Consequently, Netflix has been producing more and more of its own content in recent years and, in my opinion, is a long way from any content that people will be watching a decade from now. The Irishman proved to be an expensive flop and saw popular criticism for its lack of female characters or dialogue. House of Cards was vastly popular, but suffered the x-factor of Kevin Spacey's rapid fall from grace, resulting from the #metoo movement.
This speaks to the survivorship bias we observe in the media world. In reality, there are a vast number of flops and has-beens for every show that gains the cash-cow status of Star Trek or Seinfeld. Netflix is currently building its library, in the hope that it will develop enough hits to give it some long term cash flow traction. There must obviously be a lot of misses in this process, but Netflix's accounting seems oblivious to this fact.
Netflix has been depreciating the cost of producing its content over 10 years, despite base rates informing us that most programs will be virtually worthless after year one, thereby accounting all their programming as if it was the next enduring hit.
This has the large advantage for Netflix of allowing it to show a small adjusted profit, by pushing these expenses out to future accounting years. Another handy tweak, which is popular among disruptors and Silicon Valley types, is to remove share based compensation from the P&L.

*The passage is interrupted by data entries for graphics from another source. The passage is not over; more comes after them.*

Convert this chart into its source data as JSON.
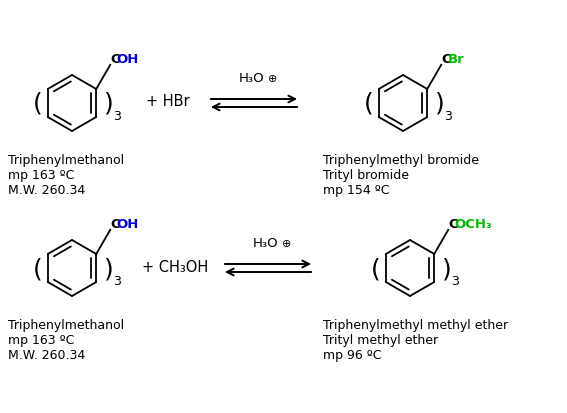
{
  "background_color": "#ffffff",
  "fig_width": 5.67,
  "fig_height": 4.14,
  "dpi": 100,
  "reaction1": {
    "reactant_label_c": "C",
    "reactant_label_rest": "OH",
    "reactant_label_color": "#0000cc",
    "subscript": "3",
    "reagent": "+ HBr",
    "catalyst": "H₃O",
    "product_label_c": "C",
    "product_label_rest": "Br",
    "product_label_color": "#00bb00",
    "product_subscript": "3",
    "name1": "Triphenylmethanol",
    "prop1": "mp 163 ºC",
    "prop2": "M.W. 260.34",
    "name2": "Triphenylmethyl bromide",
    "name2b": "Trityl bromide",
    "prop3": "mp 154 ºC"
  },
  "reaction2": {
    "reactant_label_c": "C",
    "reactant_label_rest": "OH",
    "reactant_label_color": "#0000cc",
    "subscript": "3",
    "reagent": "+ CH₃OH",
    "catalyst": "H₃O",
    "product_label_c": "C",
    "product_label_rest": "OCH₃",
    "product_label_color": "#00bb00",
    "product_subscript": "3",
    "name1": "Triphenylmethanol",
    "prop1": "mp 163 ºC",
    "prop2": "M.W. 260.34",
    "name2": "Triphenylmethyl methyl ether",
    "name2b": "Trityl methyl ether",
    "prop3": "mp 96 ºC"
  }
}
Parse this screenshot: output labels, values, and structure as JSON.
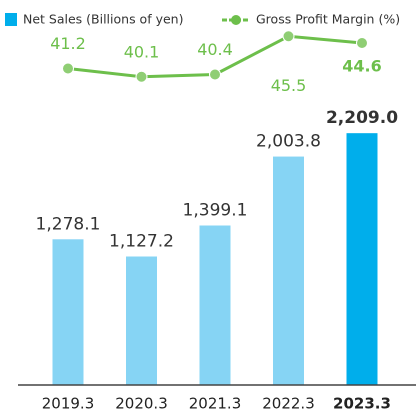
{
  "chart_data": {
    "type": "bar_line",
    "categories": [
      "2019.3",
      "2020.3",
      "2021.3",
      "2022.3",
      "2023.3"
    ],
    "series": [
      {
        "name": "Net Sales (Billions of yen)",
        "type": "bar",
        "color": "#86d4f4",
        "highlight_color": "#00aeeb",
        "values": [
          1278.1,
          1127.2,
          1399.1,
          2003.8,
          2209.0
        ],
        "value_labels": [
          "1,278.1",
          "1,127.2",
          "1,399.1",
          "2,003.8",
          "2,209.0"
        ]
      },
      {
        "name": "Gross Profit Margin (%)",
        "type": "line",
        "axis": "y2",
        "color": "#6dbf4b",
        "values": [
          41.2,
          40.1,
          40.4,
          45.5,
          44.6
        ]
      }
    ],
    "highlight": 4,
    "ylim": [
      0,
      2500
    ],
    "y2lim": [
      37,
      47
    ]
  }
}
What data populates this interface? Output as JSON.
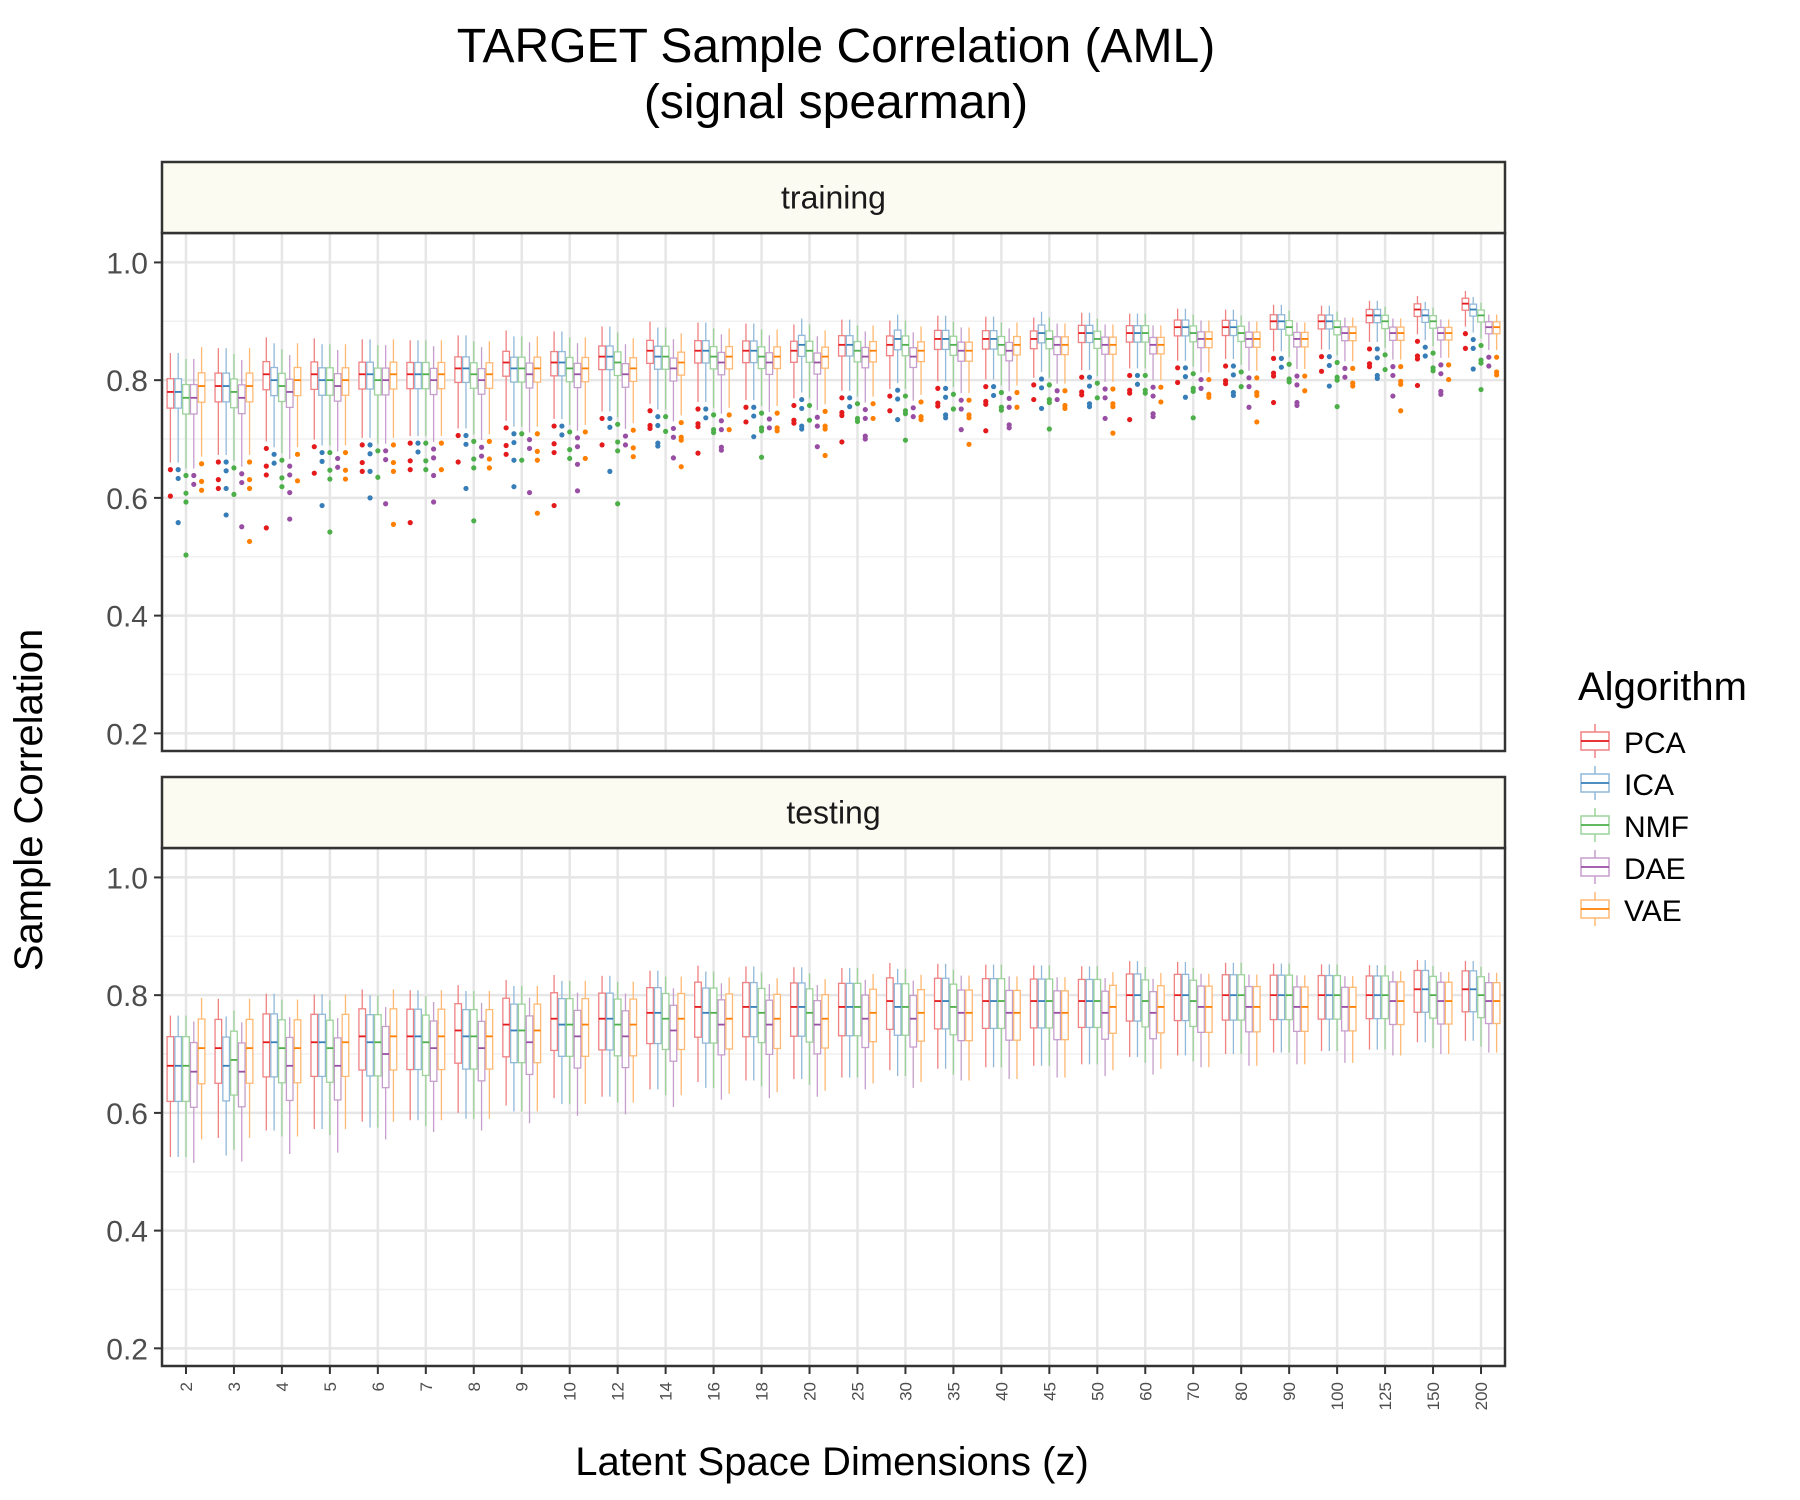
{
  "chart_data": {
    "type": "boxplot",
    "title": "TARGET Sample Correlation (AML)",
    "subtitle": "(signal spearman)",
    "xlabel": "Latent Space Dimensions (z)",
    "ylabel": "Sample Correlation",
    "ylim": [
      0.17,
      1.05
    ],
    "yticks": [
      0.2,
      0.4,
      0.6,
      0.8,
      1.0
    ],
    "ytick_labels": [
      "0.2",
      "0.4",
      "0.6",
      "0.8",
      "1.0"
    ],
    "grid": true,
    "categories": [
      "2",
      "3",
      "4",
      "5",
      "6",
      "7",
      "8",
      "9",
      "10",
      "12",
      "14",
      "16",
      "18",
      "20",
      "25",
      "30",
      "35",
      "40",
      "45",
      "50",
      "60",
      "70",
      "80",
      "90",
      "100",
      "125",
      "150",
      "200"
    ],
    "legend": {
      "title": "Algorithm",
      "position": "right",
      "entries": [
        "PCA",
        "ICA",
        "NMF",
        "DAE",
        "VAE"
      ]
    },
    "series_colors": {
      "PCA": "#e41a1c",
      "ICA": "#377eb8",
      "NMF": "#4daf4a",
      "DAE": "#984ea3",
      "VAE": "#ff7f00"
    },
    "panels": [
      {
        "name": "training",
        "medians": {
          "PCA": [
            0.78,
            0.79,
            0.81,
            0.81,
            0.81,
            0.81,
            0.82,
            0.83,
            0.83,
            0.84,
            0.85,
            0.85,
            0.85,
            0.85,
            0.86,
            0.86,
            0.87,
            0.87,
            0.87,
            0.88,
            0.88,
            0.89,
            0.89,
            0.9,
            0.9,
            0.91,
            0.92,
            0.93
          ],
          "ICA": [
            0.78,
            0.79,
            0.8,
            0.8,
            0.81,
            0.81,
            0.82,
            0.82,
            0.83,
            0.84,
            0.84,
            0.85,
            0.85,
            0.86,
            0.86,
            0.87,
            0.87,
            0.87,
            0.88,
            0.88,
            0.88,
            0.89,
            0.89,
            0.9,
            0.9,
            0.91,
            0.91,
            0.92
          ],
          "NMF": [
            0.77,
            0.78,
            0.79,
            0.8,
            0.8,
            0.81,
            0.81,
            0.82,
            0.82,
            0.83,
            0.84,
            0.84,
            0.84,
            0.85,
            0.85,
            0.86,
            0.86,
            0.86,
            0.87,
            0.87,
            0.88,
            0.88,
            0.88,
            0.89,
            0.89,
            0.9,
            0.9,
            0.91
          ],
          "DAE": [
            0.77,
            0.77,
            0.78,
            0.79,
            0.8,
            0.8,
            0.8,
            0.81,
            0.81,
            0.81,
            0.82,
            0.83,
            0.83,
            0.83,
            0.84,
            0.84,
            0.85,
            0.85,
            0.86,
            0.86,
            0.86,
            0.87,
            0.87,
            0.87,
            0.88,
            0.88,
            0.88,
            0.89
          ],
          "VAE": [
            0.79,
            0.79,
            0.8,
            0.8,
            0.81,
            0.81,
            0.81,
            0.82,
            0.82,
            0.82,
            0.83,
            0.84,
            0.84,
            0.84,
            0.85,
            0.85,
            0.85,
            0.86,
            0.86,
            0.86,
            0.86,
            0.87,
            0.87,
            0.87,
            0.88,
            0.88,
            0.88,
            0.89
          ]
        }
      },
      {
        "name": "testing",
        "medians": {
          "PCA": [
            0.68,
            0.71,
            0.72,
            0.72,
            0.73,
            0.73,
            0.74,
            0.75,
            0.76,
            0.76,
            0.77,
            0.78,
            0.78,
            0.78,
            0.78,
            0.79,
            0.79,
            0.79,
            0.79,
            0.79,
            0.8,
            0.8,
            0.8,
            0.8,
            0.8,
            0.8,
            0.81,
            0.81
          ],
          "ICA": [
            0.68,
            0.68,
            0.72,
            0.72,
            0.72,
            0.73,
            0.73,
            0.74,
            0.75,
            0.76,
            0.77,
            0.77,
            0.78,
            0.78,
            0.78,
            0.78,
            0.79,
            0.79,
            0.79,
            0.79,
            0.8,
            0.8,
            0.8,
            0.8,
            0.8,
            0.8,
            0.81,
            0.81
          ],
          "NMF": [
            0.68,
            0.69,
            0.71,
            0.71,
            0.72,
            0.72,
            0.73,
            0.74,
            0.75,
            0.75,
            0.76,
            0.77,
            0.77,
            0.77,
            0.78,
            0.78,
            0.78,
            0.79,
            0.79,
            0.79,
            0.79,
            0.79,
            0.8,
            0.8,
            0.8,
            0.8,
            0.8,
            0.8
          ],
          "DAE": [
            0.67,
            0.67,
            0.68,
            0.68,
            0.7,
            0.71,
            0.71,
            0.72,
            0.73,
            0.73,
            0.74,
            0.75,
            0.75,
            0.75,
            0.76,
            0.76,
            0.77,
            0.77,
            0.77,
            0.77,
            0.77,
            0.78,
            0.78,
            0.78,
            0.78,
            0.79,
            0.79,
            0.79
          ],
          "VAE": [
            0.71,
            0.71,
            0.71,
            0.72,
            0.73,
            0.73,
            0.73,
            0.74,
            0.75,
            0.75,
            0.76,
            0.76,
            0.76,
            0.76,
            0.77,
            0.77,
            0.77,
            0.77,
            0.77,
            0.78,
            0.78,
            0.78,
            0.78,
            0.78,
            0.78,
            0.79,
            0.79,
            0.79
          ]
        }
      }
    ]
  }
}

This gives earnings another handy boost, even though these are very real costs to any shareholder in the company (share based comp. was $1 billion for 2019). NFLX depreciated and amortised $20 billion dollars for 2019, and if this figure was more realistic it would easily wipe out the reported net income of $1.89 billion.
So Netflix is a successful, fast growing creator and distributor of media content, however finds itself in a suddenly more competitive environment with very little in the way of moat to keep its customer base sticky.
So what's the price? Well you can't value it using Price/Free Cash Flow, because NFLX burned $3.3 billion in cash last year and has never produced positive cash flow. If we accept their reported net income, despite its obvious flaws, we end up with a PE of 102x and an EV/EBITDA of 67x 2019 numbers.
When you pay prices like this for a stock the rosy future painted by the bulls needs to be your base case. Anything other than a perfect threading of the needle will be a disaster for shareholders. Can you conceive of circumstances where increasing competition or lack of access to unlimited capital prevent NFLX from growing enough to justify 100x earnings? I could imagine quite a few possibilities and believe a NFLX shareholder today is investing without any margin of safety, whatsoever.
A huge part of my investing philosophy is based around mean reversion. This could be in the form of asset valuation, asset returns, sentiment or company profitability. With ViacomCBS priced for the scrapheap, any improvement in mood, profitability, a takeover offer or a successful move to a streaming presence could see the stock move significantly higher.
If the toxic is priced in, merely awful can give a great outcome and passable can give stellar results. So let's check back in in 5 years.
Or as Benjamin Graham quoted Horace- "Many shall be restored that are now fallen, and many shall fall that are now in honor."